Targeted deletion of Vglut2 expression in the embryonal telencephalon promotes an anxiolytic phenotype of the adult mouse
Background. Anxiety is a natural emotion experienced by all individuals. However, when anxiety becomes excessive, it contributes to the substantial group of anxiety disorders that affect one in three people and thus are among the most common psychiatric disorders. Anxiolysis, the reduction of anxiety, is mediated via several large groups of therapeutical compounds, but the relief is often only temporary, and increased knowledge of the neurobiology underlying anxiety is needed in order to improve future therapies.

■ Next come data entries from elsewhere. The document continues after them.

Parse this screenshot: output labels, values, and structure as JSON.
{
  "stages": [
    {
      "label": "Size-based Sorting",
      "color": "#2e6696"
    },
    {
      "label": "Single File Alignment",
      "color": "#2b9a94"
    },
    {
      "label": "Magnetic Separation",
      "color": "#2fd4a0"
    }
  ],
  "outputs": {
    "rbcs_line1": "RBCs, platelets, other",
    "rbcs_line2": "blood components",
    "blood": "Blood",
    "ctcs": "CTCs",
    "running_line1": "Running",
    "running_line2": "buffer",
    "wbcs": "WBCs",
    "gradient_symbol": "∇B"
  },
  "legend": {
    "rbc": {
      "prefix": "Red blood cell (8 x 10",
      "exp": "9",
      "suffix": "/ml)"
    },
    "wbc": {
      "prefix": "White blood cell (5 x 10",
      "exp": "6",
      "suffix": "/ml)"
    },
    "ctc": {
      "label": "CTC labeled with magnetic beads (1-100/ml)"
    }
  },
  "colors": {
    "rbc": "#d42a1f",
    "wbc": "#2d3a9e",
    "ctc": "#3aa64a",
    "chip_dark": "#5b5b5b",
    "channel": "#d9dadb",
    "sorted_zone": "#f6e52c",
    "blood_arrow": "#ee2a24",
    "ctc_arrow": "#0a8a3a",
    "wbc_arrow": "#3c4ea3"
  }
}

Aim. We previously demonstrated that mice lacking forebrain expression of the Vesicular glutamate transporter 2 (Vglut2) from adolescence showed a strong anxiolytic behaviour as adults. In the current study, we wished to analyse if removal of Vglut2 expression already from mid-gestation of the mouse embryo would give rise to similar anxiolysis in the adult mouse.
Methods. We produced transgenic mice lacking Vglut2 from mid-gestation and analysed their affective behaviour, including anxiety, when they had reached adulthood. Results. The transgenic mice lacking Vglut2 expression from mid-gestation showed certain signs of anxiolytic behaviour, but this phenotype was not as prominent as when Vglut2 was removed during adolescence.
Conclusion. Our results suggest that both embryonal and adolescent forebrain expression of Vglut2 normally contributes to balancing the level of anxiety. As the neurobiological basis for anxiety is similar across species, our results in mice may help improve the current understanding of the neurocircuitry of anxiety, and hence anxiolysis, also in humans.